Aku Benci Mama Part 2


          Aku merenungkan perkataan Abduh. Ia benar, aku seharusnya bersyukur memiliki mama, ia telah merawatku dengan baik meski harus menjalani pekerjaan yang menjijikkan. Banyak yang berharap bertemu dengan ibunya namun tak bisa, ia lahir dan besar tanpa seorang ibu di sisinya. Aku memutuskan pulang kampung sejenak, aku ingin melihat keadaannya.
          Dan disinilah aku sekarang, berdiri di depan sebuah rumah mungil tempatku menghabiskan masa kecil dengan penuh kegembiraan. Terbayang masa ketika mama sedang mengajariku mengendarai sepeda, aku jatuh berkali-kali hingga lecet dan mama tetap sabar mengajari. Tuhan, apa yang telah kulakukan.
          Aku bergegas, mengetuk pintu dengan pelan. Tak lama suara serak terdengar dari dalam mengatakan untuk menunggu, kaki dan wajahku menegang. Dan pintu pun terbuka, aku menatap sosok yang semakin mengecil itu.
          “Nadia!” suara mama bergetar. Ia memelukku “kau pulang Nak!”
          Aku terpaku, hati perih seperti teriris sembilu. Wanita yang telah melahirkanku ini semakin tirus.
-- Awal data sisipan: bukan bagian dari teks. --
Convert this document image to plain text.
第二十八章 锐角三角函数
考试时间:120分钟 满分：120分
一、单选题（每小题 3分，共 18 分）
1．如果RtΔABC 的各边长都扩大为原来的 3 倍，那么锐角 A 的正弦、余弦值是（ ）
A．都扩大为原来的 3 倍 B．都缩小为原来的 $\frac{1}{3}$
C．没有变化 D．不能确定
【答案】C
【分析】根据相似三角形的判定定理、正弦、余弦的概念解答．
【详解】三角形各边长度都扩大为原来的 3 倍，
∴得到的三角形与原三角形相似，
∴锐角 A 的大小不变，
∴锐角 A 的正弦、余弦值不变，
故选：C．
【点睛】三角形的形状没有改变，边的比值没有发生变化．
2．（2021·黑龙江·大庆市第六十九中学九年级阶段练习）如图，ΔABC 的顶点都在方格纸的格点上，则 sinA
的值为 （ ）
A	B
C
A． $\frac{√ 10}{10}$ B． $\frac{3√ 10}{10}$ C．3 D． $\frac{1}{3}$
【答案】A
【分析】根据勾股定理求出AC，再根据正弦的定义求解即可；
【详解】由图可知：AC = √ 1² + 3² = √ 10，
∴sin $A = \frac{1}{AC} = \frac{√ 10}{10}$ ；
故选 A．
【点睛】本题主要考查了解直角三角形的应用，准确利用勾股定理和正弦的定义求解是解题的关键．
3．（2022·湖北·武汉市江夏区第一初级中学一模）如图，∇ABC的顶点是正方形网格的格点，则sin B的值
“Mama merindukanmu Nak, maafkan mama yang tak bisa menjadi ibu terbaik untukmu dan membuatmu menanggung malu sepanjang hidup!”
Tangisanku pecah tak mampu aku menahan lagi, kemarahan dan kebencianku menguap. Aku memeluknya dengan erat dan ia pun sama. Kami menangis bersama tanpa kata sampai hati terasa penuh.
Aku memutuskan tak peduli dengan masa lalu mama, tak harus mendengarkan kicauan orang sekitar, wanita ini yang telah melahirkan dan membesarkanku. Aku hanya ingin menghabiskan waktu bersamanya dan tak tahu kenapa hatiku terasa damai. Rupanya kebahagiaan yang kucari ada di depan mata. Mama memang memiliki masa lalu yang buruk namun aku tak mau mengungkit itu, tak ingin menambah rasa sakit yang di deritanya. Aku hanya ingin membahagiakannya, itu saja harapanku kini.